Bicycle riders can use two main balancing strategies: steering and body movement relative to the bike. Steering is critical for maintaining balance and allows the bicycle to move to bring the base of support back under the center of mass. Imagine balancing a broomstick on one hand—steering a bicycle is equivalent to the hand motions required to keep the broomstick balanced. Steering input can be provided by the rider directly via handlebars (steering torque) or through the self-stability of the bicycle, which arises because the steer and roll of a bicycle are coupled; a bicycle leaned to its side (roll) will cause a change in its steer angle.
Body movements relative to the bicycle—like leaning left and right—have a smaller effect than steering, but allow a rider to make balance corrections by shifting the center of mass side to side relative to the bicycle and base of support.
Steering is absolutely necessary to balance a bicycle, whereas body movements are not; there is no specific combination of the two to ensure balance. The basic strategy to balance a bicycle, as noted by Karl von Drais (inventor of the draisine), is to steer into the undesired fall.
Newbies versus pros
While riders have been described using mathematical equations, the equations are not yet useful for understanding the differences between riders of different ability levels or for predicting the stability of a given rider on a given bicycle.
Therefore, the goal of my colleagues’ and my recent work was to explore the types of control used by both novice and expert riders and to identify the differences between the two groups. In our study, expert riders identified themselves as skilled cyclists, went on regular training rides, belonged to a cycling club or team, competed several times per year, and had used rollers for training indoors. Novice riders knew how to ride a bicycle but did so only occasionally for recreation or transportation and did not identify themselves as experts.
We conducted our experiments in a motion capture laboratory, where the riders rode a typical mountain bike on rollers. Rollers constrain the bicycle in the fore-aft direction but allow free lateral (left-right) movement. They require a bicycle rider to maintain balance by pedaling, steering, and leaning, as one would outdoors.
We mounted sensors and used a motion capture system to measure the motion of the bicycle (speed, steering angle and rate, roll angle and rate) and the steering torque used by the rider. A force platform underneath the rollers allowed us to calculate the lateral position of the center of mass relative to the base of support; that let us determine how a rider was leaning.

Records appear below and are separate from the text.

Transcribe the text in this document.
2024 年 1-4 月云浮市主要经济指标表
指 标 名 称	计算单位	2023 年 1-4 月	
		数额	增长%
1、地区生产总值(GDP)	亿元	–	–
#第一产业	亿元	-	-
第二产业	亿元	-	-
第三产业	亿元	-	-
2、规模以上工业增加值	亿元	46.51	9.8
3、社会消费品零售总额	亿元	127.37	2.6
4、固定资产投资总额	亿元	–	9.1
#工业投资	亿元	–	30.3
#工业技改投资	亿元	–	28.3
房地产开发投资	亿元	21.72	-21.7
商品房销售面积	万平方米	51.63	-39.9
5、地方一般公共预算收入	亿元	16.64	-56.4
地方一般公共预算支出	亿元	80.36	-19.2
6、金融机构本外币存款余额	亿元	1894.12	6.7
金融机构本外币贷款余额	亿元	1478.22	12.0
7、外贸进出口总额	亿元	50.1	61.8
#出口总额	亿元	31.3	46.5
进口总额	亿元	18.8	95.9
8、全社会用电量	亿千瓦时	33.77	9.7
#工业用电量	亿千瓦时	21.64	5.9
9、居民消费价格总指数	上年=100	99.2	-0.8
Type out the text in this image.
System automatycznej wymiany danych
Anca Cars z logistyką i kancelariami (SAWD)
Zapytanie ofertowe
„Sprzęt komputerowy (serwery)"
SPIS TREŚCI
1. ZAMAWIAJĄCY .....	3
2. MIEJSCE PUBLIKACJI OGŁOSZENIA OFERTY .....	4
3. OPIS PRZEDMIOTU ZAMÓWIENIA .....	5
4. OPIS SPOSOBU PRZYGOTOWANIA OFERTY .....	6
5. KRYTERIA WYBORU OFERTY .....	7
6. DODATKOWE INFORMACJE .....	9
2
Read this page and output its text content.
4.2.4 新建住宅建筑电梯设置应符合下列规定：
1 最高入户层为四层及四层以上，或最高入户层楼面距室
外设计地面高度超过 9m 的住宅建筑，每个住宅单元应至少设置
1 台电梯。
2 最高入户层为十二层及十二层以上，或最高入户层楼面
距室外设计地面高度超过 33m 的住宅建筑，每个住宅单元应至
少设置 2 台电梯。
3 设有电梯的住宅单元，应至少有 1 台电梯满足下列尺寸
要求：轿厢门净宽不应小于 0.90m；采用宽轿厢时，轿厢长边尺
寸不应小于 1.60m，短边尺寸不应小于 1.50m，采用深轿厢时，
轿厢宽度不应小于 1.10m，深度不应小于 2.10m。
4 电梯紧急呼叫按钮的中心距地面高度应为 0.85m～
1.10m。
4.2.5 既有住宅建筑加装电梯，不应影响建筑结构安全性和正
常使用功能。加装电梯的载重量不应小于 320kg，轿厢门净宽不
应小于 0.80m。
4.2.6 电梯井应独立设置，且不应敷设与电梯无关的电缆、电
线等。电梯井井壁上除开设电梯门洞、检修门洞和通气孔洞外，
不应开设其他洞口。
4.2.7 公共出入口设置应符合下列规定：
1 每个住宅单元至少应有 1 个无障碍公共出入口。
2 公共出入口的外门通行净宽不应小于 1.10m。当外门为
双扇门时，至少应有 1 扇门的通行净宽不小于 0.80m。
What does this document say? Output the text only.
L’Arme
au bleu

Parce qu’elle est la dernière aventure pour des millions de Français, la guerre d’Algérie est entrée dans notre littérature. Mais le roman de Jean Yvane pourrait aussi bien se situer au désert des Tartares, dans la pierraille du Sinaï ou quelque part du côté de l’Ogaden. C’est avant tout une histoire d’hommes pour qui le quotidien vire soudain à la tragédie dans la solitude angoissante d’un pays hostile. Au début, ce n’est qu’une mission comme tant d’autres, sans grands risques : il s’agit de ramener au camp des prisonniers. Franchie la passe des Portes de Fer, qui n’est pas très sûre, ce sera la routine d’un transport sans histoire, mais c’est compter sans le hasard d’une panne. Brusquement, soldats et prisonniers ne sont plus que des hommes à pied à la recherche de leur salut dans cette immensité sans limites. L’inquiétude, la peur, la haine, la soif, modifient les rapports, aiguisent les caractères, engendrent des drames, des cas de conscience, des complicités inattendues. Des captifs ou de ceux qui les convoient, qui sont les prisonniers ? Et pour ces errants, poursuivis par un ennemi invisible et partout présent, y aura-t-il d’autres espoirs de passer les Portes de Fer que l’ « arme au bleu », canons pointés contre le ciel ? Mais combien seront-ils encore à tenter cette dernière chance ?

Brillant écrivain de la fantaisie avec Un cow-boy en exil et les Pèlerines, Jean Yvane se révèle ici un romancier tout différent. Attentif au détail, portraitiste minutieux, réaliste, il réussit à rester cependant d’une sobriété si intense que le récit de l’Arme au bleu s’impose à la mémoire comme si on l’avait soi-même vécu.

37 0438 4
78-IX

We found that both novice and expert riders exhibit similar balance performance at slow speeds. But at higher speeds, expert riders achieve superior balance performance by employing smaller but more effective body movements and less steering. Regardless of speed, expert riders use smaller and less varying steering inputs and less body movement variation.
We conclude that expert riders are able to use body movements more effectively than novice riders, which results in reducing the demand for both large corrective steering and body movements.
Despite our work and that of others in the field, there is still much to be learned about how humans ride and balance bicycles. Most research, including ours, has been limited to straight line riding, which only makes up a fraction of a typical bicycle ride.
Our work reveals measurable differences between riders of different skill levels. But their meaning is unclear. Are the differences linked to a higher risk of crashing for the novice riders? Or do the differences simply reflect a different style of control that gets fine-tuned through hours and hours of training rides?
Ideally, we would like to identify the measurements that quantify the balance performance, control strategy, and fall risk of a rider in the real world.
With such measurements, we could identify riders at high risk of falling, explore the extent to which bicycle design can reduce fall risk and increase balance performance, and develop the mathematical equations that describe riders of different skill levels.